Recentemente, além da variante inglesa, outras duas, uma surgida na África do Sul e já identificada em cerca de 20 países, e outra detetada na Amazónia, no Brasil, preocupam a OMS.

Esta última, identificada por cientistas japoneses, é considerada "muito inquietante" pela organização sanitária da ONU, pois terá efeitos diretos no sistema imunitário das pessoas infectadas.

As variantes estão já a ser analisadas, tanto quanto às suas especificidades, letalidade e resistência às vacinas contra a Covid-19 atualmente em circulação, mas o Comité de Emergência da OMS apelou esta sexta-feira à expansão mundial dos esforços de sequência do genoma das novas variantes, incluindo a partilha de dados e um reforço da colaboração científica, para enfrentar “o desconhecimento fundamental” que subsiste.

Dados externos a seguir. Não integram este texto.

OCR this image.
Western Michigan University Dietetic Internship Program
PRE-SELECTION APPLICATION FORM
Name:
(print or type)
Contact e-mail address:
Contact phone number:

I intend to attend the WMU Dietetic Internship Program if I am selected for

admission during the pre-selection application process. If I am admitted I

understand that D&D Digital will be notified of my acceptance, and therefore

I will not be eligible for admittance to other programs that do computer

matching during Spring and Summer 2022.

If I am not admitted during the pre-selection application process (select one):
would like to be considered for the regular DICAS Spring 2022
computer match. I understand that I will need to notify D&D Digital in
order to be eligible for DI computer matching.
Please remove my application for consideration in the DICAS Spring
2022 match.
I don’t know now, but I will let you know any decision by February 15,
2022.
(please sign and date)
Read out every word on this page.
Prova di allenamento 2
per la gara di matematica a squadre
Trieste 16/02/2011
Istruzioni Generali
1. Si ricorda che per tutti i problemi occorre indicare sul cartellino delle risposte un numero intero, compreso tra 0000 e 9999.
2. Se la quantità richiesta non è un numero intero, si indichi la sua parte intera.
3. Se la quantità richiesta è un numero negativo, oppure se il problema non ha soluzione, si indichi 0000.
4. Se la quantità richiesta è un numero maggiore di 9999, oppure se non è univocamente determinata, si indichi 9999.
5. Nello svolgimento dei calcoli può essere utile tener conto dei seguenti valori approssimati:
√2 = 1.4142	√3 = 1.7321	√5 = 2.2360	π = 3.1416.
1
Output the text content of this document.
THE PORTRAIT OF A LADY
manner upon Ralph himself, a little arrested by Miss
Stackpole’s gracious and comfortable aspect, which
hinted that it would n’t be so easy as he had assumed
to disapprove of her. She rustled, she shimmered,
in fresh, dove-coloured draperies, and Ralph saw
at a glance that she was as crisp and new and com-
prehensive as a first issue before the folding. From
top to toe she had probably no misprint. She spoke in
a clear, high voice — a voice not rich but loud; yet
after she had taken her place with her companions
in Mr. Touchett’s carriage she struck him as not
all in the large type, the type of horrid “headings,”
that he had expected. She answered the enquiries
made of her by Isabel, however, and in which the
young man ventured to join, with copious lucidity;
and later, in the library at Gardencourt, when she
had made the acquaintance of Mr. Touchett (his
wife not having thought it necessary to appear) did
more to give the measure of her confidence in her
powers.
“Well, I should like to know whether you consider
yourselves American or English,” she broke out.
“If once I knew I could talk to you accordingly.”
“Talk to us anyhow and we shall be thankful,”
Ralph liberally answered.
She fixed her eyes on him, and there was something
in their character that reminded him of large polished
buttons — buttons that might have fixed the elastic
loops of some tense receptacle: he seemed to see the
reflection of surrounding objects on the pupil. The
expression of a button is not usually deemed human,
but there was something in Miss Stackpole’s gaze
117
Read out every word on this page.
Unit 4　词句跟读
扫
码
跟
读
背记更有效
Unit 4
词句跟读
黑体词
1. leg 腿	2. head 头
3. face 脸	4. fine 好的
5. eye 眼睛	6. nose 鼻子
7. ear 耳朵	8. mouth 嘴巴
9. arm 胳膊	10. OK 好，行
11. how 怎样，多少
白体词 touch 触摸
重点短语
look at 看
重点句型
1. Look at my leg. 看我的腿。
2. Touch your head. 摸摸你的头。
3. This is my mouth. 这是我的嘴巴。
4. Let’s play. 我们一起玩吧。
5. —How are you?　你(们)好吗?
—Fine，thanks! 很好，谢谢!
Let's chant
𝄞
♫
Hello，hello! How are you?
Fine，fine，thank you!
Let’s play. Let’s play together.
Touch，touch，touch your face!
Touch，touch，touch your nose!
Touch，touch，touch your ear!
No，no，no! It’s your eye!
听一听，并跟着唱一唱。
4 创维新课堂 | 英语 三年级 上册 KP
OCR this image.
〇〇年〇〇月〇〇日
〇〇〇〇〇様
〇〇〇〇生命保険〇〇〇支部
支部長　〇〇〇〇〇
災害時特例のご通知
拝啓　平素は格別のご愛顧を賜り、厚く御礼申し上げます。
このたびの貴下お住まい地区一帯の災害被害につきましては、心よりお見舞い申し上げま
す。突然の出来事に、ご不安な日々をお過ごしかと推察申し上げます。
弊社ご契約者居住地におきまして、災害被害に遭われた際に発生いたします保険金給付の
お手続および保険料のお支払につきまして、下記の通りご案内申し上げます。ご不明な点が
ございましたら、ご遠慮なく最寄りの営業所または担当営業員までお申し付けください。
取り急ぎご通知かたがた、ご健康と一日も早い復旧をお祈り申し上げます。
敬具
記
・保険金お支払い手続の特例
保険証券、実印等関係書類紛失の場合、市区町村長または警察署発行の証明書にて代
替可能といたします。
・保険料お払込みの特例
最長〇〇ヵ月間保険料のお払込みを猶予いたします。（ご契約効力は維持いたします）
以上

"Este é um momento decisivo da pandemia", considerou.

O mesmo Comité apelou ainda à OMS que estabeleça um “sistema normalizado” de denominação das novas variantes que afaste qualquer “estigmatização” geográfica ou política.

O conselheiro para a Ciência do Reino Unido, Patrick Vallance, afirmou por seu lado confiar que, caso as novas variantes sejam capazes de contornar as vacinas, estas sejam rapidamente adaptáveis às mutações do SARS-CoV-2. “Particularmente as vacinas RNA são realmente muito fáceis de ajustar às alterações do vírus”, afirmou em conferência de imprensa esta sexta-feira.